Selain adanya pengaruh dari virus, tidak terekspresinya miRNA 451 mungkin
dikarenakan adanya downregulasi ekspresi miRNA 451. Jannson dan Lund (2012)
menjelaskan bahwa downregulasi ekspresi microRNAs dapat dipengaruhi oleh adanya
deregulasi dari transkripsi gen microRNA melalui mekanisme genetik, epigenetic, dan faktor
transkripsi. Adanya mutasi atau downregulasi dari protein-protein yang berperan dalam
biogenesis microRNA (i.e Dicer, Drosha, XPO5, P53) juga dapat mempengaruhi deregulasi
dari microRNA. Martello et al., (2010) menjelaskan bahwa adanya downregulasi ekspresi
microRNA juga dapat dipengaruhi oleh microRNA yang lain.
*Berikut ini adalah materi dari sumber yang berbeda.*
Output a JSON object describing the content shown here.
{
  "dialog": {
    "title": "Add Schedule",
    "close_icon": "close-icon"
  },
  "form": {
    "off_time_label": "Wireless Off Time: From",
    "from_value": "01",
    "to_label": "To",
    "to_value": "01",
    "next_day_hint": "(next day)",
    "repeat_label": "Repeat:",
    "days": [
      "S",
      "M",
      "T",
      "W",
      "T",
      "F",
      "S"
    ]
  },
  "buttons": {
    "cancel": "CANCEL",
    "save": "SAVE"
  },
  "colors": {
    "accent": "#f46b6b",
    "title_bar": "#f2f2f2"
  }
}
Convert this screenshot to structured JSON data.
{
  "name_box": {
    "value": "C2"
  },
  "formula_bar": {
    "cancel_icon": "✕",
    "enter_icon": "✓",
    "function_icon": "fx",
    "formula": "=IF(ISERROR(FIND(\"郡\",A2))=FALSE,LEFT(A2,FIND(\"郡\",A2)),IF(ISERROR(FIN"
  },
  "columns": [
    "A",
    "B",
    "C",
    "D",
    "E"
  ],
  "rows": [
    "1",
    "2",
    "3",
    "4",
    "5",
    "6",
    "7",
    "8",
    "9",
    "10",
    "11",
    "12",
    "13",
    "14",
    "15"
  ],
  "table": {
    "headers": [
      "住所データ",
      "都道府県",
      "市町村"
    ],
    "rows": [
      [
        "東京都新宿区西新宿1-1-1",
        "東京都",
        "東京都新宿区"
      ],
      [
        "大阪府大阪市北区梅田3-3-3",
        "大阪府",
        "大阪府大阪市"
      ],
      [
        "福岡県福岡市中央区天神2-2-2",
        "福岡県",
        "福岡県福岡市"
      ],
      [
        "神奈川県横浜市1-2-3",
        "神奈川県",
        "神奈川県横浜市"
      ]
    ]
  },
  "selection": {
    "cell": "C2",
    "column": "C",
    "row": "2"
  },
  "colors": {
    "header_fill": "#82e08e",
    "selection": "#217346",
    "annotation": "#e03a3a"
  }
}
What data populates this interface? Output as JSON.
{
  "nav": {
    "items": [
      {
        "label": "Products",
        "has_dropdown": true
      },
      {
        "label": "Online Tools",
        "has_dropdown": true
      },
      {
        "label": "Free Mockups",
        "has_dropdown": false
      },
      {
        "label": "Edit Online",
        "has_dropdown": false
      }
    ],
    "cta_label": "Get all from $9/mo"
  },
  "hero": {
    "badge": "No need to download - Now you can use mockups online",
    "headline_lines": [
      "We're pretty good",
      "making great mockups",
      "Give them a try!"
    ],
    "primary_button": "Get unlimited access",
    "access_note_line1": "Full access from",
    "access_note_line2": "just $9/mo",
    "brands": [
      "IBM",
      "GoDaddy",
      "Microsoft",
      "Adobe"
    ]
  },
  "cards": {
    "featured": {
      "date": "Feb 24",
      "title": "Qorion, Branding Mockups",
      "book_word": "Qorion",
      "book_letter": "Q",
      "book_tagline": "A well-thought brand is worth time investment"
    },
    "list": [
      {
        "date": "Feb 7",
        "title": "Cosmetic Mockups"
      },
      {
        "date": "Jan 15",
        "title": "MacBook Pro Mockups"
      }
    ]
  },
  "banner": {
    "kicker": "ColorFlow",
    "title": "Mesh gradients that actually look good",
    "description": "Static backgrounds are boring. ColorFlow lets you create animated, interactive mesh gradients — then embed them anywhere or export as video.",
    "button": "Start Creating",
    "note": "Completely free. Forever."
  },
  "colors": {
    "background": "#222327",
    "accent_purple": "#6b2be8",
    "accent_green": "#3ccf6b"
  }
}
Salah satunya pada miRNA103/107 family yang memperlihatkan mentarget Dicer yang menyebabkan penurunan jumlah
microRNA.
V.3.5. Kesimpulan
Berdasarkan hasil penelitian, dapat diambil kesimpulan bahwa :
1. Ekspresi P-glycoprotein meningkat sebanyak 21% pada sel Raji/Dox dibandingkan
sel Raji Parental (0%).
2. miR-451 tidak terekspresi pada sel Raji/Dox dan sel Raji Parental.
3. Terdapat hubungan antara microRNA dan P-glycoprotein pada resistensi sel Raji
terhadap DOX. Hubungan P-glycopretein dengan resistensi sel Raji terhadap DOX
berkorelasi dengan kenaikan nilai IC50.